Connaître un outil ne signifie pas l’utiliser systématiquement. Dans la pratique, on constate que ces assistants servent surtout à trois choses :
- Générer un premier itinéraire brut à partir d’un budget et d’une durée de séjour, qu’on ajuste ensuite manuellement
- Comparer rapidement des options d’hébergement en croisant prix, localisation et avis
- Traduire ou résumer des informations pratiques (horaires, formalités, transports locaux) pour des pays où la barrière linguistique complique la recherche
L’IA ne remplace pas la recherche terrain, mais elle fait gagner du temps sur la phase de défrichage. Pour un voyage en France ou en Europe, l’apport reste modeste. Pour un séjour au Vietnam ou en Colombie, le gain de temps est réel.

Europe en tête des dépenses touristiques mondiales : ce que ça implique pour les vacances
Un rapport récent indique qu’environ un tiers des dépenses mondiales de voyages ont été réalisées en Europe. Ce chiffre, relayé par Euronews en août 2026, confirme la position dominante du continent comme destination d’agrément.
Pour nous qui voyageons depuis la France, cette donnée a une conséquence directe : la pression sur les prix en haute saison européenne ne faiblit pas. Les destinations les plus demandées (côtes méditerranéennes, capitales comme Paris ou Barcelone, îles grecques) affichent des tarifs d’hébergement en hausse constante.

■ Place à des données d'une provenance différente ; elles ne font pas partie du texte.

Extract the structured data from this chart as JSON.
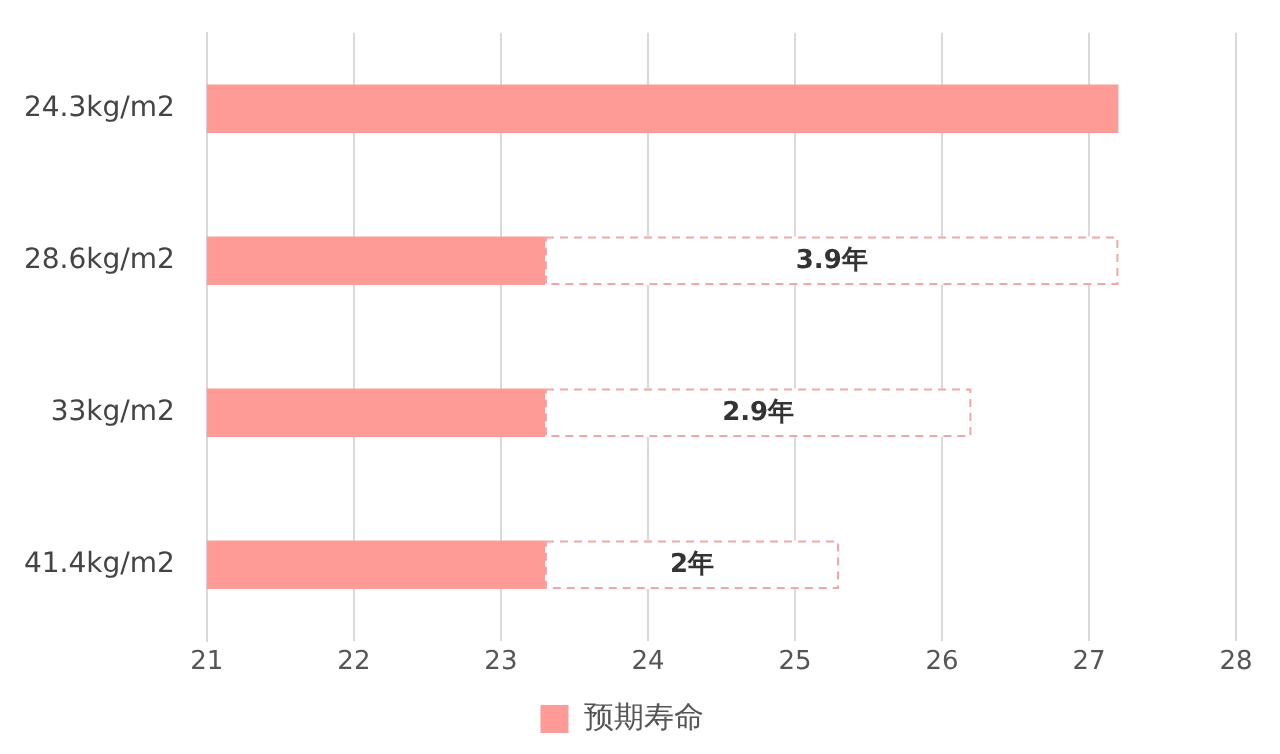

Stratégies concrètes face à la hausse des prix en Europe
Quelques leviers fonctionnent réellement pour maîtriser son budget :
- Décaler son séjour en septembre ou octobre, quand les tarifs de nuit chutent sensiblement sans que la météo se dégrade
- Privilégier les pays d’Europe de l’Est ou les Balkans, où le taux de change reste favorable à l’euro
- Réserver l’hébergement tôt (deux à trois mois avant) pour les destinations très demandées, tout en gardant de la flexibilité sur les activités
- Cibler les villes moyennes plutôt que les capitales : Porto plutôt que Lisbonne, Séville plutôt que Madrid, Bologne plutôt que Rome
Le réflexe de comparer uniquement le prix du vol est une erreur fréquente. Sur un séjour d’une semaine, c’est le coût de la nuit d’hôtel et de la restauration qui fait la différence, pas le billet d’avion.
La saison qui s’ouvre confirme que les voyageurs les mieux informés sont ceux qui partent avec un avantage. Suivre les évolutions tarifaires, repérer les destinations montantes avant qu’elles ne saturent, et adapter ses dates au calendrier réel de la demande restent les trois réflexes les plus rentables pour voyager mieux sans dépenser plus.